Survival International reported last week that the government of Botswana has taken new steps to hassle the G/wi people and try to drive them out of the Central Kalahari Game Reserve (CKGR).
In 2002, the government had confiscated the goats kept by the San people when it expelled them from their homes. When the G/wi won their court suit in October 2006 and started trying to move back into the CKGR, the attorney general promised them that they could have their goats back. Government veterinarians had recently certified their goat herds to be free of diseases and permitted them to be returned to their owners. During the dry season, the goats provide nourishment to the people, who are prevented from hunting or from having access to drilled water. Botswana’s persecution of the G/wi has been covered extensively in the news.

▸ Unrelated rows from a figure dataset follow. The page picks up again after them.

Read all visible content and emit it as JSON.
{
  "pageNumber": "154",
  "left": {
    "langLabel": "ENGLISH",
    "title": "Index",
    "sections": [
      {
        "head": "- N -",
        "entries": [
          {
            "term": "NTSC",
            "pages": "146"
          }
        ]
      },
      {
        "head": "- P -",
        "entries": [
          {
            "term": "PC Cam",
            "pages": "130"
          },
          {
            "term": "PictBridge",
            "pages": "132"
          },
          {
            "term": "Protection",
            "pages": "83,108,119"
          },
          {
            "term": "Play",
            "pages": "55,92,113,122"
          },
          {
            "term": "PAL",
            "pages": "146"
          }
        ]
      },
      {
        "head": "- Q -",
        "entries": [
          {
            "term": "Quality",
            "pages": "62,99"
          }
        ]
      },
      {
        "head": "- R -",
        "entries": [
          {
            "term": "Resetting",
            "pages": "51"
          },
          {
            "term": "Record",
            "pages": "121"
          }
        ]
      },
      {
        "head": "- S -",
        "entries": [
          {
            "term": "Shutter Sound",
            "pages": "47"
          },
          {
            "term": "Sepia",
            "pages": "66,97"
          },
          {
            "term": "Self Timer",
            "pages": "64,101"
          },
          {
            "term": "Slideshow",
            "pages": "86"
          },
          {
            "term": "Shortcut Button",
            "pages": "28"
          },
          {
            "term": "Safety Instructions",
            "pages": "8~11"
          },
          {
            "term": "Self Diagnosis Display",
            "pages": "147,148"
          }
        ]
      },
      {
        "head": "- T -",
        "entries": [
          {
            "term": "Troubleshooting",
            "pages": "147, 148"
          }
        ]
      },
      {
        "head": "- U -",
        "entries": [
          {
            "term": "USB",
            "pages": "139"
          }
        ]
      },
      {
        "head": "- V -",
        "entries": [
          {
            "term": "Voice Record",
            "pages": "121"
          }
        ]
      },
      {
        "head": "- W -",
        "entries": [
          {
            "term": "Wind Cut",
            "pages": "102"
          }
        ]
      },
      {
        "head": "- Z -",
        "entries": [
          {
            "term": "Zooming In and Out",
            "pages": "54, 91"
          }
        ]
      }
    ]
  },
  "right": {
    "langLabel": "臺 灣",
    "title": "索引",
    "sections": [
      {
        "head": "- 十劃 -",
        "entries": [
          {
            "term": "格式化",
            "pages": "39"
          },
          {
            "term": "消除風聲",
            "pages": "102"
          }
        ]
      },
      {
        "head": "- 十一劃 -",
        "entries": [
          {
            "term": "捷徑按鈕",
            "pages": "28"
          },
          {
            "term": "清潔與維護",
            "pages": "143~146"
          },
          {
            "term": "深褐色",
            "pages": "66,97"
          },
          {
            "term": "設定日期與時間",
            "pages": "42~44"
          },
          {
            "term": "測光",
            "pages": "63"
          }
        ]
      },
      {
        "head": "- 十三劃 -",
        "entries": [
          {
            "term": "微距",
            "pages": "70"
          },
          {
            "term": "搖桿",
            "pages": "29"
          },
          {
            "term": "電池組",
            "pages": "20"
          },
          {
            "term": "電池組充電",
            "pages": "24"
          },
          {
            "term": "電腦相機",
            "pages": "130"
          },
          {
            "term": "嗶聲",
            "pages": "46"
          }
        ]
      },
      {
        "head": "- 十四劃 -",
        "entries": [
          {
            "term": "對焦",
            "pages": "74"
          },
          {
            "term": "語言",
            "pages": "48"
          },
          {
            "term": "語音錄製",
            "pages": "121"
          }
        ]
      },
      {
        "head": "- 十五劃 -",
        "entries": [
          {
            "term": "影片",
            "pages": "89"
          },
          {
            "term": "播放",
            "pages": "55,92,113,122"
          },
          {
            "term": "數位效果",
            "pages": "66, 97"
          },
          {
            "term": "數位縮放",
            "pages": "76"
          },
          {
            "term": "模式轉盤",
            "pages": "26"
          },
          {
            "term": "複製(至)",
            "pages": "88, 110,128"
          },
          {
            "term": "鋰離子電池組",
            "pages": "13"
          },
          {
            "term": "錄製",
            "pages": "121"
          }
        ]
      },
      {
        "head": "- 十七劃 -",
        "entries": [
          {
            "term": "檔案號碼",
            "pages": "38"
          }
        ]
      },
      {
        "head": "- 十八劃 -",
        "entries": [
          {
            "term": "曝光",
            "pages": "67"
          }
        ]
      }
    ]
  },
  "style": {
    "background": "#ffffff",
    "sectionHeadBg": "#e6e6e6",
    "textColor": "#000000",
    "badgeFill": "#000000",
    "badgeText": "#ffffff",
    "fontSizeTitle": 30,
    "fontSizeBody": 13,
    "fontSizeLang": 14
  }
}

Last week the Botswana Ministry of Environment, Wildlife and Tourism sent trucks with police and wildlife officials into the CKGR to remove the goats again. Ministry officials apparently are concerned that they do not fit in properly with their image of the Kalahari as a tourist destination. They want to have a tourist lodge in the reserve next to a San community.
The organization First People of the Kalahari, an advocacy group for the San people, including the G/wi, is appealing to the national government to negotiate. It realizes that its battle with the government is far from over. Stephen Corry, director of Survival International, commented, “it’s hard to believe just how petty and bullying the government’s actions are. They ought to have realised by now that the Bushmen aren’t so easily bullied.”